I use Fedora mainly. I discovered zpaq, find out it is not maintained any more, then discovered your folk.

I am will try to compile zpaqfranz tomorrow.

Just now, I finish creating my first archive, using zpaq, using zpaq a "archive???" -index index.zpaq

$ zpaq l index.zpaq 2234954.704464 MB of 2234954.704464 MB (450193 files) shown -> 1918050.446929 MB (32656073 refs to 27854941 of 27854941 frags) after dedupe -> 1905364.774782 MB compressed. Note: 0 of 1904556079735 compressed bytes are in archive 27.230 seconds (all OK)

Luckily, this just fit to my 1.8TiB drive. (with some reserved used on ext4)

How can I have better compression for photos ?

fcorbelli commented 3 years ago

In fact... you cannot. You cannot compress already compressed files, like JPG, MP4 and so on. To create an archive (in this step) I suggest do NOT multipart.

So a straight

zpaq a mynewbackup.zpaq /home/myphoto

To increase the compression you can use -mX, with X (please note NO space) 0=no compress at all, only deduplication (good for video) 1=default, fast (I suggest for everything) 2=compress slower than 1, but extract just as fast 3=compress better 4=compress much better 5=placebo level

Note than anything different from default, or -m0, will take lot of time, lot of RAM, lot of CPU, for minimal gain

the zpaq "power" is into snapshot archiving, it is NOT the faster or the smaller compressor. Using lzturbo you can easily find a faster one.

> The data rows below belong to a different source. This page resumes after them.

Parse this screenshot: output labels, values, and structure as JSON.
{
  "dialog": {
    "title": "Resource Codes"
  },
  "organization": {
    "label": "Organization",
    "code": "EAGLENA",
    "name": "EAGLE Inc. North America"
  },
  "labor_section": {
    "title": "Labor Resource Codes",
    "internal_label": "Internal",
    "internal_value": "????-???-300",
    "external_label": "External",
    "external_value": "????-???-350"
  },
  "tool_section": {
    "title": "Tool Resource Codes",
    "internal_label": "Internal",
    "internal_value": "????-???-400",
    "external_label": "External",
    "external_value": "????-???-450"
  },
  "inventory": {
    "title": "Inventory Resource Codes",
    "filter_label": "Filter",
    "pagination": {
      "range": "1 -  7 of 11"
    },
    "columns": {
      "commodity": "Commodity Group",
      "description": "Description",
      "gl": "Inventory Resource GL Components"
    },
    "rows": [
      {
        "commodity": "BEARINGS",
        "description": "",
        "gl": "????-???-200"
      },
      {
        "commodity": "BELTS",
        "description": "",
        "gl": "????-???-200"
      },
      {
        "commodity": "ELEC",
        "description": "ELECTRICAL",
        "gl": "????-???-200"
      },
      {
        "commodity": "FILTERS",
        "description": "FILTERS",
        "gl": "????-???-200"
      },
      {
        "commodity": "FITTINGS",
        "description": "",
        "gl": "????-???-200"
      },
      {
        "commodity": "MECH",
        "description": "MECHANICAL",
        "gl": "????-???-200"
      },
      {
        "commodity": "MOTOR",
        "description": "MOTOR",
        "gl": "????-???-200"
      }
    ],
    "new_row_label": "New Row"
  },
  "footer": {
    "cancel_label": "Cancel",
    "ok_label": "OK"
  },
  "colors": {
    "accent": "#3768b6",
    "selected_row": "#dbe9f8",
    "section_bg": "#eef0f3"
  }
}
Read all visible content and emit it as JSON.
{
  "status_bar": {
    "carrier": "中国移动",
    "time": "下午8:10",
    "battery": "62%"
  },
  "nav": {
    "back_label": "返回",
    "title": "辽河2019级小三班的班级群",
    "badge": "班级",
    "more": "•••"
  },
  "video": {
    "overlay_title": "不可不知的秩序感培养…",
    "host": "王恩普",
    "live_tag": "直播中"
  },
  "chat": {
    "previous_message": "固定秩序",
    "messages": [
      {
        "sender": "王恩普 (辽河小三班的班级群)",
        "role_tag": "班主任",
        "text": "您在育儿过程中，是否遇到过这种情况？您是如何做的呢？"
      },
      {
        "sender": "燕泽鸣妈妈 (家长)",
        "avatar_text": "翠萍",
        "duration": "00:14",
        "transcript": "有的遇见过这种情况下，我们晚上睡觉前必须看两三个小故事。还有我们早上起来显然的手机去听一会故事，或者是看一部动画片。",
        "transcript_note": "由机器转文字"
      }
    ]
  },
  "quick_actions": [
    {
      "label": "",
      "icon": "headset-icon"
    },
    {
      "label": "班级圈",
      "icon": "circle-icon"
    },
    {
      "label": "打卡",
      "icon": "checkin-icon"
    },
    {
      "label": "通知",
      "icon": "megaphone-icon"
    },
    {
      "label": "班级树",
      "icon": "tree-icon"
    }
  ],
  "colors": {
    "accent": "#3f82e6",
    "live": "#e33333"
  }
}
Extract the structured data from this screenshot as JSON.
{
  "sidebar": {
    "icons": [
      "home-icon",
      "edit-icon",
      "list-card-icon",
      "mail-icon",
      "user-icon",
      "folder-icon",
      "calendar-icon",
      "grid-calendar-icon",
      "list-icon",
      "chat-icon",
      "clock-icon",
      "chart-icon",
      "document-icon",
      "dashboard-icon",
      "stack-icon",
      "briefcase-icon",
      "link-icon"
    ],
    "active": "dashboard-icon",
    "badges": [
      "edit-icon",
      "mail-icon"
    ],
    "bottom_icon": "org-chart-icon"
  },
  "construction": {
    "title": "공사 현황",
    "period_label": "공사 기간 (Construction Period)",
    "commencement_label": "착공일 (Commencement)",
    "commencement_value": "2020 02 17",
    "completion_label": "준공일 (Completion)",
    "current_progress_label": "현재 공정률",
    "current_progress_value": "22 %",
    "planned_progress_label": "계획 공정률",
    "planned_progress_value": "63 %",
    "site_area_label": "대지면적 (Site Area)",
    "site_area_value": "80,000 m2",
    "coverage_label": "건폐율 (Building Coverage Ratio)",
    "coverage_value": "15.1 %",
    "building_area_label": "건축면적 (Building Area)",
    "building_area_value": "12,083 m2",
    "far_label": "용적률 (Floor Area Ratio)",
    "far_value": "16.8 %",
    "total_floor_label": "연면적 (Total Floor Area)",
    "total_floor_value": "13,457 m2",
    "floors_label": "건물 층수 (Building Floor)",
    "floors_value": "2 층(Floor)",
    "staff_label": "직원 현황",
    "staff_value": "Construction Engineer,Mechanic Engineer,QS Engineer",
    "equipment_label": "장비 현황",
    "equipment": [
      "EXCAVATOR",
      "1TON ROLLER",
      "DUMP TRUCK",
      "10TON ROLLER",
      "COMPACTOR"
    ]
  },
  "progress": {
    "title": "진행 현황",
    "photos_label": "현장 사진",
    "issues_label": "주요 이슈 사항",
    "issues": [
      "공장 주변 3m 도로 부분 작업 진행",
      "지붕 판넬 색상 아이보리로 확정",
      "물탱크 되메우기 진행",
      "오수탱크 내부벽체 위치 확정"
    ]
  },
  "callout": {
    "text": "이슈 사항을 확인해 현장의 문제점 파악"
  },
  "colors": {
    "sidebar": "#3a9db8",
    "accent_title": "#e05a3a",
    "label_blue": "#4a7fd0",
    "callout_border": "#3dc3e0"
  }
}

But you cannot use lzturbo or whatever to retain a history of your files into a single, manageable, archive

PS to compile zpaqfranz you need g++ or clang installed, it is not hard. After that a single line do everything, or you can use the generic Makefile (good for Linux)

For any problem I am here.

SampsonF commented 3 years ago

I am ready to redo my backup with zpaqfranz now.

What parameter will you recommend to use? The target disk is an empty 1.8TiB disk and the data set is about 2.03TiB with about 450k files of jpg, mp4, mov, etc.

After created the first backup with Disk1, can I keep doing backups with Disk2 until it is full?

fcorbelli commented 3 years ago

Parameters? Nothing is required, default is just fine. For the second disk, in fact, there is not an easy way.
Remember: already compressed (jpg, mp4, mov etc) cannot be reduced in size.
My advise: try and see how big the backup will become

SampsonF commented 3 years ago

The backup completed. But I forgot to use the -index parameter .

Is it possible to generate the local index after the backup is done?

fcorbelli commented 3 years ago

Mmmmhhh... No, without heavy development, sorry

fcorbelli commented 3 years ago

I think I can close